NUTRITION PROFILE:
Low Sodium
| Low Sat Fat
| High Calcium
| Heart Healthy
Just like mom used to make—only healthier and updated with fresh flavors like sun-dried tomatoes and toasted pine nuts.
Makes 6 servings
ACTIVE TIME: 45 minutes
TOTAL TIME: 1 1/2 hours
EASE OF PREPARATION: Easy
1/3 cup pine nuts
6 sun-dried tomatoes (not packed in oil)
6 ounces whole-wheat wide egg noodles
1 onion, peeled and quartered
1 stalk celery, quartered
1 green or red bell pepper, seeded and cut into chunks
1 clove garlic, crushed and peeled
2 teaspoons canola oil
2 tablespoons all-purpose flour
2 cups low-fat milk
1/2 cup reduced-fat mayonnaise
1 9-ounce can chunky light tuna in water, drained and flaked
1/2 cup grated Gruyère cheese
2 tablespoons finely chopped fresh parsley or basil
Lemon juice to taste
Salt & freshly ground pepper to taste
1. Preheat oven to 350°F.
2. Spread pine nuts in a shallow pan and bake for 5 to 7 minutes, or until lightly browned; set aside.
3. Increase oven temperature to 425°F. Lightly oil a 3-quart baking dish or coat it with nonstick spray.
4. Soak sun-dried tomatoes in hot water in a small bowl until softened, about 20 minutes.

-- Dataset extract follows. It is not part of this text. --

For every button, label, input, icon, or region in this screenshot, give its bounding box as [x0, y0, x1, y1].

Drain and set aside.
5. Cook noodles in boiling salted water until al dente, about 6 minutes. Drain and refresh under cold running water. Drain and set aside.
6. Meanwhile pulse reserved tomatoes, onion, celery, bell pepper and garlic in a food processor until finely chopped.
7. Heat oil in a large skillet over medium heat. Add vegetables and cook, stirring occasionally, until softened, about 8 minutes. Add flour and cook, stirring, for 1 minute. Add milk and bring to a boil, stirring, until thickened, about 4 minutes. Remove from heat. Stir in mayonnaise, tuna, cheese and parsley (or basil). Season with lemon juice, salt and pepper.
8. Gently mix reserved noodles into tuna mixture and spoon into prepared baking dish. Sprinkle with reserved pine nuts.
9. Bake casserole for 20 to 30 minutes, or until bubbling. Let stand for 5 minutes before serving.
NUTRITION INFORMATION: Per serving: 390 calories; 20 g fat (5 g sat, 4 g mono); 55 mg cholesterol; 32 g carbohydrate; 23 g protein; 4 g fiber; 462 mg sodium; 263 mg potassium.
Nutrition Bonus: Vitamin C (48% daily value), Selenium (43% dv), Calcium & Vitamin A (23% dv).
2 Carbohydrate Servings
Exchanges: 1 1/2 starch, 1/2 low-fat milk, 1 vegetable, 2 lean meat, 2 1/2 fat
MAKE AHEAD TIP: Prepare through Step 8. Cover and refrigerate for up to 2 days.